[No.16074]
「ふろしき」を読む日韓文化
投稿者:男爵
投稿日:2010/11/10(Wed) 08:14
[関連記事] |
李御寧:「ふろしき」を読む日韓文化 学生社 (2004)
著者はソウル大学卒、文学博士、梨花女子大学名誉教授で
日本語の著書
「縮み」志向の日本人
蛙はなぜ古池に飛びこんだのか
があるように、日本語が驚くほど上手である。
韓国には日本のふろしきのようなポジャギがある。
角に紐がつけられているポジャギはしばるときに便利で楽である。
ふろしきやポジャギは畳めば小さくなるのに対して
西洋の鞄は形が変わらない。だからスペースをとられる(壊れやすい物など入れるのには便利)。
「ポジャギ」は赤ん坊の「おくるみ」を示す漢字の褓(むつき)からきた。
「むつき」と「おくるみ」が、ふろしき文化の原風景として浮かび上がってくるだろう。
日本や韓国の母親は、「ふろしき」のように「おくるみ」を敷いて床をつくり、それを包んで「ねんねこ」にした。
それとは対照的に西洋の母は、「揺りかご」の中に赤ん坊を入れる。包むのではなく、鞄の中に入れるように入れる。
運び歩くときにも、背負うよりは乳母車に入れて押す。
戦後に来日したヨーロッパ人の中には、赤ちゃんをおんぶしている日本の母親の姿に魅了され、イギリスではお馴染みの乳母車がいかに不自然なものに見えたかを本に書いているピーター・ミルワード氏もいる。
アメリカでは日本の十倍の児童虐待が行われているのは、ひとつには母と子のスキンシップの不足ではないかと、著者は指摘する。母におんぶされ育つ日韓の子どもに対して、西洋では囲いの中で独り離れて天井を見ながら寝る子ども、夜も暗い子ども部屋で寝るのである。母と子は、西洋では、早すぎるくらい早くから分離される。日韓はそうでない。
床に敷いた「おくるみ」の空間は 壁によってはっきりと分割されている「揺りかご」とは違う。

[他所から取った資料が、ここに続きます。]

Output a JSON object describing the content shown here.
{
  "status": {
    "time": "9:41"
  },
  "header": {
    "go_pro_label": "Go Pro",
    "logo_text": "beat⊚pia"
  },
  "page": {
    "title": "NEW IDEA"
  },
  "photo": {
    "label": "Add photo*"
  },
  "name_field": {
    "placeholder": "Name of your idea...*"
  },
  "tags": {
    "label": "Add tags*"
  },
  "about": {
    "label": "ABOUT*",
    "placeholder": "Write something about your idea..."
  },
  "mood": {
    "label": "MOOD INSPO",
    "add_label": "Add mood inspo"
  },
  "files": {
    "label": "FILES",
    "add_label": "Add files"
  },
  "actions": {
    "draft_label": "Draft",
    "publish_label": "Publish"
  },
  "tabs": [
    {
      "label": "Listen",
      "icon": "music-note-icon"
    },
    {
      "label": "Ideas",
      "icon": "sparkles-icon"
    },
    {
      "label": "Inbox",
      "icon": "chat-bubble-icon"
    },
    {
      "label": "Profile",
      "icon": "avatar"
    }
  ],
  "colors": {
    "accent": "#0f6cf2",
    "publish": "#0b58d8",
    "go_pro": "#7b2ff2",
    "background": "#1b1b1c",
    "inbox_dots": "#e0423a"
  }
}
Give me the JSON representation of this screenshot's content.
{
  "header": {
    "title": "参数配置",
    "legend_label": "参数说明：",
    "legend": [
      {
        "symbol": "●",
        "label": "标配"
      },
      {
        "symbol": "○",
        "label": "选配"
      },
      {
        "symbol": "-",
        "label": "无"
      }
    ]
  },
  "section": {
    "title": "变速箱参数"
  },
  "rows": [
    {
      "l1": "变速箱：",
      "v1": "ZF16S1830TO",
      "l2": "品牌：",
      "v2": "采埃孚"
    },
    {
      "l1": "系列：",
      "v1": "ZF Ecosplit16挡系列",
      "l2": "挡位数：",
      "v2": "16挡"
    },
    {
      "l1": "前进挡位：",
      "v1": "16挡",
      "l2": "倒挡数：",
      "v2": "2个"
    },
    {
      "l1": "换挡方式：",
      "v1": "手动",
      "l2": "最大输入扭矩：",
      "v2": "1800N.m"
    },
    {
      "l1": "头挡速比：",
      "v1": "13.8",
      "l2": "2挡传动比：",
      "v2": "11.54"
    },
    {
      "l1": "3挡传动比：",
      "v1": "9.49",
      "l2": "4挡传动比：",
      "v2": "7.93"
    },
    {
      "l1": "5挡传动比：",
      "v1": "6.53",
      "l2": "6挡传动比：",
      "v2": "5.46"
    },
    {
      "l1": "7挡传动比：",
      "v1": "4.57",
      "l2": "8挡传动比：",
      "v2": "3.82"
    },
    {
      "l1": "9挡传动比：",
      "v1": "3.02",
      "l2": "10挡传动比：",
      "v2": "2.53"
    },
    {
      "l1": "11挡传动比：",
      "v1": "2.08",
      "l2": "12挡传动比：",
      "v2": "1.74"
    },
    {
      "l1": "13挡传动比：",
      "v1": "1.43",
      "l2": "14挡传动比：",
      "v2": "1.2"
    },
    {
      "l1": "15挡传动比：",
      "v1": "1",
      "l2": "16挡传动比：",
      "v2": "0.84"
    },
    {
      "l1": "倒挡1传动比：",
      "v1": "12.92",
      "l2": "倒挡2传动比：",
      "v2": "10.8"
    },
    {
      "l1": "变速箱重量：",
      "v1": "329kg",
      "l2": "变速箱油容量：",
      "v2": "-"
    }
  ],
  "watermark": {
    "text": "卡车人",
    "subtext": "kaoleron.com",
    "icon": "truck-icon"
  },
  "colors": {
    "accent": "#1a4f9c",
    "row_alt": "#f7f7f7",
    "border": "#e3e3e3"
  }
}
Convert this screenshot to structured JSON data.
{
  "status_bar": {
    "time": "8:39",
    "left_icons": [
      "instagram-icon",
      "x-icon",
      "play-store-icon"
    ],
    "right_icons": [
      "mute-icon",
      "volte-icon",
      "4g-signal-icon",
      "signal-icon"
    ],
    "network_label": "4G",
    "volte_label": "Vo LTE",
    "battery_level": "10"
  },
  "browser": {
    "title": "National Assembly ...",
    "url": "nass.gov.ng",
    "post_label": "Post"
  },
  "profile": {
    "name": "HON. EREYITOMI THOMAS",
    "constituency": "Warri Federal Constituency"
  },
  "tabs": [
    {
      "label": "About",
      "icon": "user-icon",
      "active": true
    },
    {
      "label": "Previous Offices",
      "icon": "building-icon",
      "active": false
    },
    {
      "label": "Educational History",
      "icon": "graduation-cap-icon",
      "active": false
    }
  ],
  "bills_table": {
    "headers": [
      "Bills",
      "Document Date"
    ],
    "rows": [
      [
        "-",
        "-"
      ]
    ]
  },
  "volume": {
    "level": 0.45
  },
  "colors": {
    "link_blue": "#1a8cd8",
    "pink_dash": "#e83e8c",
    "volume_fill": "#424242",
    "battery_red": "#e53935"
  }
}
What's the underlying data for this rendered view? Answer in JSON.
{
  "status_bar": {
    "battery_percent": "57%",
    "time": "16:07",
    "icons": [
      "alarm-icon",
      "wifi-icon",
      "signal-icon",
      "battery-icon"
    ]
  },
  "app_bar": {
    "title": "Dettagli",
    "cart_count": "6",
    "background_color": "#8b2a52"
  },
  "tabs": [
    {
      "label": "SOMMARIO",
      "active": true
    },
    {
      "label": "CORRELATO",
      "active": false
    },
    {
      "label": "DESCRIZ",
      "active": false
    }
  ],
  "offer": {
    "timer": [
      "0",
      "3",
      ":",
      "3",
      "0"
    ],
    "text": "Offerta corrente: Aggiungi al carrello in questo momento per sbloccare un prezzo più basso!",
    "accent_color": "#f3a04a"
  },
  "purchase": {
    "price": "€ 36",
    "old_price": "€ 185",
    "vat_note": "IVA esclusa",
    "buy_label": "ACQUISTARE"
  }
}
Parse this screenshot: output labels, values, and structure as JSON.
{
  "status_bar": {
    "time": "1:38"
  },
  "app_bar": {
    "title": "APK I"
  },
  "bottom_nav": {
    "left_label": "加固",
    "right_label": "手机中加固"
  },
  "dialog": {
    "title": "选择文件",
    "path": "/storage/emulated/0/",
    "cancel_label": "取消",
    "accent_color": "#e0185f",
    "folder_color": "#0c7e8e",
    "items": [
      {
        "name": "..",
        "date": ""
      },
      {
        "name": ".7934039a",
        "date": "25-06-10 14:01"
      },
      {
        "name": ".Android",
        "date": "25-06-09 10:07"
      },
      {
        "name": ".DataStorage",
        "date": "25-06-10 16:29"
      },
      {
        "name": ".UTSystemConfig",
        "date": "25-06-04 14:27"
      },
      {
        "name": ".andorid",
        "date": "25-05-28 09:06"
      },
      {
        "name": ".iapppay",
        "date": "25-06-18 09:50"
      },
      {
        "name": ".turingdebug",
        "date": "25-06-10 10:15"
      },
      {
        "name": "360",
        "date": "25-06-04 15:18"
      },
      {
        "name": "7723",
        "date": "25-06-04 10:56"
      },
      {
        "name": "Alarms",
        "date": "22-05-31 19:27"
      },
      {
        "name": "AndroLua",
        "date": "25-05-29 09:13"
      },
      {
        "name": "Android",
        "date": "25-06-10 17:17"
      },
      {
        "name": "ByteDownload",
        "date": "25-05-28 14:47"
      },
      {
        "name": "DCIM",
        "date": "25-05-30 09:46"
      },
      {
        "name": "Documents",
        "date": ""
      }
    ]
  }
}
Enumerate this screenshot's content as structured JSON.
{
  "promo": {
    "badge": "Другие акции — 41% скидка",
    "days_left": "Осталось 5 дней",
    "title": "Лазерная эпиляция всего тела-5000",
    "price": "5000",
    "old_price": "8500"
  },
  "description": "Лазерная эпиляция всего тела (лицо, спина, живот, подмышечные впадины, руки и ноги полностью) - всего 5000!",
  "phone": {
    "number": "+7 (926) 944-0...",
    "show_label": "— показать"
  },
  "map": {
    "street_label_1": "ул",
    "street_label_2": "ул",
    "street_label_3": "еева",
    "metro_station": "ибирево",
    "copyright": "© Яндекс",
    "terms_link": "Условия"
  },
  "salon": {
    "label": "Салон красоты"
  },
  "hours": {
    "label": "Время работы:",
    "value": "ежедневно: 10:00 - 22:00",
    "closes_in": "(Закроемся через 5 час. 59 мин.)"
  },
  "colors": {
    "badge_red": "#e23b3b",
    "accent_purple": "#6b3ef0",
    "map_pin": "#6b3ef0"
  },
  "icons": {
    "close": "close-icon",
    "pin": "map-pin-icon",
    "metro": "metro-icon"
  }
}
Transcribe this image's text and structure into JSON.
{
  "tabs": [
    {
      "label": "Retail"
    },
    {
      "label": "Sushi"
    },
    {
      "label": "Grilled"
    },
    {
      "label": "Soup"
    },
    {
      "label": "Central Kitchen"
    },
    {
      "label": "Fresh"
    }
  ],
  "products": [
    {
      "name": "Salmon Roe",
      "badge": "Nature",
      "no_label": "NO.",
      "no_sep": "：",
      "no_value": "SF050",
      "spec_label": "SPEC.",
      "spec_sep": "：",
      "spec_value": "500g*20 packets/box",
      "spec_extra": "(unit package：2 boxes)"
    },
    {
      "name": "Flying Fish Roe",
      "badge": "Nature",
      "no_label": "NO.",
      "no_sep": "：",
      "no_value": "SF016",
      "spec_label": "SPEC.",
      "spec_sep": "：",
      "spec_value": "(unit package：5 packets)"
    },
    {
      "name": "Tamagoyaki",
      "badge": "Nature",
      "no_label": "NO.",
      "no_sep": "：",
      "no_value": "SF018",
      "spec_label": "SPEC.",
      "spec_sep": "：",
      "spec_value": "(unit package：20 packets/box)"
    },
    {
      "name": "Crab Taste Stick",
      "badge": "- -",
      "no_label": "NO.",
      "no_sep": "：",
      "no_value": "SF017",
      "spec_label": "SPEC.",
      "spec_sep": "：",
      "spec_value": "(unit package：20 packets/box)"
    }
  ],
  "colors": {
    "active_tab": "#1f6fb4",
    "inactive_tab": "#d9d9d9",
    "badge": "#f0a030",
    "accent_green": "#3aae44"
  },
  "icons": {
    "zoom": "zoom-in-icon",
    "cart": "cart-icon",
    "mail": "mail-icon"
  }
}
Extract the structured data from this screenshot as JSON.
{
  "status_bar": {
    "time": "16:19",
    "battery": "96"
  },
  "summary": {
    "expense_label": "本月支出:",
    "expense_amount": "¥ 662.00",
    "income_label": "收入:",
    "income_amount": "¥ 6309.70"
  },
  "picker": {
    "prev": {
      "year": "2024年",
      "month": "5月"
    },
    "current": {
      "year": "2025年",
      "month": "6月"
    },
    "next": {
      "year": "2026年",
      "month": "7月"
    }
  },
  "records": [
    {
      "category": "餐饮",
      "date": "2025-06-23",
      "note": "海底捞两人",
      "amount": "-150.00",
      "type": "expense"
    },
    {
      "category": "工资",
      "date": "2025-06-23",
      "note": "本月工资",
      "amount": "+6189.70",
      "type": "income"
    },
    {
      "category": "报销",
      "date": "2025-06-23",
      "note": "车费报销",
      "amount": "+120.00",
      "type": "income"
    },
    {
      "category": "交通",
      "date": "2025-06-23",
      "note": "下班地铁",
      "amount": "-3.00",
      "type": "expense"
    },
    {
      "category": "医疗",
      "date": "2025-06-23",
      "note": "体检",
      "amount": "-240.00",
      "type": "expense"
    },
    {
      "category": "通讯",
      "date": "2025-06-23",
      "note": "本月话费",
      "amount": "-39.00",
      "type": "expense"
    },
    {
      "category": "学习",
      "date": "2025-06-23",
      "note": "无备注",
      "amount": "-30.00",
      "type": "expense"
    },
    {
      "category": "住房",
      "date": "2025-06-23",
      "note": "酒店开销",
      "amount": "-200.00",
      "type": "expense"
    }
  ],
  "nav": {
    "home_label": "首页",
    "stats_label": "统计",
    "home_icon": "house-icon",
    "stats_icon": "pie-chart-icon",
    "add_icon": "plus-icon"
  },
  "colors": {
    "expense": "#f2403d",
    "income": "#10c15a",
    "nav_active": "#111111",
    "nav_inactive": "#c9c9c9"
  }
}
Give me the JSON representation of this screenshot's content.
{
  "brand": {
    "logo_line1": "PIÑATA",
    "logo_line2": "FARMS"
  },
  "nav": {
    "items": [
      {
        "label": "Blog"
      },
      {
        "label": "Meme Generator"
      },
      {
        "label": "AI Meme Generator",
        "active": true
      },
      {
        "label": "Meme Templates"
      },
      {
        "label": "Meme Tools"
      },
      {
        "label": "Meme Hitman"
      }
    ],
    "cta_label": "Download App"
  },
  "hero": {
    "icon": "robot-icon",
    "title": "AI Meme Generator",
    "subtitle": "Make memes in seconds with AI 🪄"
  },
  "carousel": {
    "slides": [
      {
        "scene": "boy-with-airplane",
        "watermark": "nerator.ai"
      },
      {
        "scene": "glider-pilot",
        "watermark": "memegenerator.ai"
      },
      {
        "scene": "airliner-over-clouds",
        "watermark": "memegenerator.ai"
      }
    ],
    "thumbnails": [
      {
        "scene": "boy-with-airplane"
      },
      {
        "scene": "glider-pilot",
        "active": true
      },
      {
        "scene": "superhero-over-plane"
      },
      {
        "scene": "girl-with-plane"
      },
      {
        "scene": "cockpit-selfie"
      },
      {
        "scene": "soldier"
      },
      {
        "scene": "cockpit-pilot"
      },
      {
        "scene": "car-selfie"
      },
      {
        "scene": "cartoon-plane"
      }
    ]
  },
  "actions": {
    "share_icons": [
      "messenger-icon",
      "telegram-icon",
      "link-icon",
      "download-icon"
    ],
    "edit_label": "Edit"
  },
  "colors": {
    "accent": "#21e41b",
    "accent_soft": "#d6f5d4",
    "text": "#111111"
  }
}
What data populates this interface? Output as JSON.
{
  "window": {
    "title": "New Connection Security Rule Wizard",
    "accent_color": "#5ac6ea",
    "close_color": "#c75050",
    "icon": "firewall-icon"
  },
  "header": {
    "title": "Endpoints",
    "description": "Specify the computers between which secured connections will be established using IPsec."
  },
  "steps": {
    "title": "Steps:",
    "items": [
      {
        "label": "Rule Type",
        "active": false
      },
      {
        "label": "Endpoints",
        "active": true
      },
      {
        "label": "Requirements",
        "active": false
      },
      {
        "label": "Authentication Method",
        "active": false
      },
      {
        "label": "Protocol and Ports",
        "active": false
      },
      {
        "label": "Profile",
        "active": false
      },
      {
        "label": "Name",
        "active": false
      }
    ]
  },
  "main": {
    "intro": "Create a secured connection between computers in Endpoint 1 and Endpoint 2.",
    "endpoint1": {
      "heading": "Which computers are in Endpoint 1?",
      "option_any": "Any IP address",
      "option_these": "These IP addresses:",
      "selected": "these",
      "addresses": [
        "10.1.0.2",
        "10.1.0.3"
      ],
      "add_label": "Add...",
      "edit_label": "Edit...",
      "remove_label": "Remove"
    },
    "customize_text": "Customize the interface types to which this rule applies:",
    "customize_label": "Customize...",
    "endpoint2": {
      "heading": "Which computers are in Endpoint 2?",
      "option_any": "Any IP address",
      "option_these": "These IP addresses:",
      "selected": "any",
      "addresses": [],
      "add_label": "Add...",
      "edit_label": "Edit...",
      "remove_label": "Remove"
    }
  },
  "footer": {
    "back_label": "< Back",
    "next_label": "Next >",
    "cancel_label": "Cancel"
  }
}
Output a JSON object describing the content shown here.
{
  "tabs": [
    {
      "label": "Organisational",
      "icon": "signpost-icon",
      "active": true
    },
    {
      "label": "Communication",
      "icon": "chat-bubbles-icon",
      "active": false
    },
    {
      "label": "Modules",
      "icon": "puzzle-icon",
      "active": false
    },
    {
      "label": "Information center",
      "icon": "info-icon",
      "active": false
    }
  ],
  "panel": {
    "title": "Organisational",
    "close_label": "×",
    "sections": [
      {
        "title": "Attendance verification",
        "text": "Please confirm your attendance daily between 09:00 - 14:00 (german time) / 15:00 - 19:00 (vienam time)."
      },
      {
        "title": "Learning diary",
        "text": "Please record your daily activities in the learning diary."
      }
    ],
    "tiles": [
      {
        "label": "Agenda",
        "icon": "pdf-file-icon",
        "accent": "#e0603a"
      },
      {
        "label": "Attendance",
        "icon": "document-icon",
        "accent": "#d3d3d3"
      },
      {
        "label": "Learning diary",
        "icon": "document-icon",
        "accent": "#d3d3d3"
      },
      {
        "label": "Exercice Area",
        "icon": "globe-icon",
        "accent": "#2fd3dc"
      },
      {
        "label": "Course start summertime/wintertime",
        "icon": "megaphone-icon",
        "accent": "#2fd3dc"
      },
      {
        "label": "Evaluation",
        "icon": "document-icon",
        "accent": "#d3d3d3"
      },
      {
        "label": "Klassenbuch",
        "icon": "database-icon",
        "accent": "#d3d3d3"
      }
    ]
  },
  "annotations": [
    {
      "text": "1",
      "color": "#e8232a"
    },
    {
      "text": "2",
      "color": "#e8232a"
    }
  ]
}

その壁は薄く軟らかい。またその境界はあいまいである。
ここから話は住まいの空間に及ぶ。
屏風も部屋を間仕切るのに便利で、畳むとすみに置くこともできる。
西洋人は個室が好きだから、とにかく壁を作って、部屋をつくりたがる。
硬直性そのものの西洋の住居、柔軟性にとんだ日韓の屏風文化
こんなところが、この本の内容でしょうか。
こんど韓国に行ったら、ポジャギを買ってこようか。